Chicago Riverwalk
A mile of waterfront bars, boats, and breathing room in downtown Chicago.
The Chicago Riverwalk is a continuous pedestrian promenade running along the south bank of the Chicago River through the heart of downtown, stretching roughly a mile from Lake Shore Drive west to Lake Street. Completed in its current form around 2016 after years of phased development, it transformed what was once an underused industrial corridor into one of the most beloved public spaces in the city — a ground-level world beneath the roar of downtown traffic, where you're suddenly right at the water's edge with some of the greatest architecture in America rising on every side.
In practice, the Riverwalk is a long, open-air room divided into distinct 'rooms' or zones, each with its own character. You'll find kayak and boat rentals, a seasonal beer garden, waterfront restaurants like the always-packed The Riverfront Café, Chicago's only floating bar, and a dedicated fishing pier. The architecture is genuinely extraordinary from down here — you can look straight up at the Wrigley Building, Marina City's iconic corncob towers, Trump Tower, and dozens of historic bridges. Architecture boat tours depart from here too, making it the staging ground for one of Chicago's best experiences. On summer evenings, the whole stretch fills with locals eating, drinking, and watching the river traffic drift by.

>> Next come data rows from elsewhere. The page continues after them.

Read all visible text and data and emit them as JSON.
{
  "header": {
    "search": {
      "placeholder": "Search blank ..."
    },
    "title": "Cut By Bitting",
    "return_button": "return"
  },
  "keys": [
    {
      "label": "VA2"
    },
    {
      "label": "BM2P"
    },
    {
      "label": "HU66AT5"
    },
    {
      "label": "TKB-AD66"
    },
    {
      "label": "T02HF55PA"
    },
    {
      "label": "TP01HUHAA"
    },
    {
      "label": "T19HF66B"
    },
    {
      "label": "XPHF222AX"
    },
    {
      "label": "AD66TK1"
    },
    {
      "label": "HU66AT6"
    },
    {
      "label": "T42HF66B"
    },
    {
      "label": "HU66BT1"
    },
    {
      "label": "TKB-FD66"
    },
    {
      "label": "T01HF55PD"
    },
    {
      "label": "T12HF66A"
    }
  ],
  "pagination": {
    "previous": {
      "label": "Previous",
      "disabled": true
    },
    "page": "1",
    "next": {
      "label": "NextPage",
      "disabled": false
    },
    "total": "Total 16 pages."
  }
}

The Riverwalk is free and publicly accessible year-round, though most of the restaurants and bars close from roughly November through April when the cold makes outdoor dining impractical. The western end near the bridges tends to be less crowded than the middle stretch by Wacker Drive, and early mornings are a genuinely special time to walk it before the lunch crowds arrive. If you're doing an architecture boat tour, book ahead — the Chicago Architecture Center Foundation runs the most respected ones and they sell out fast in summer.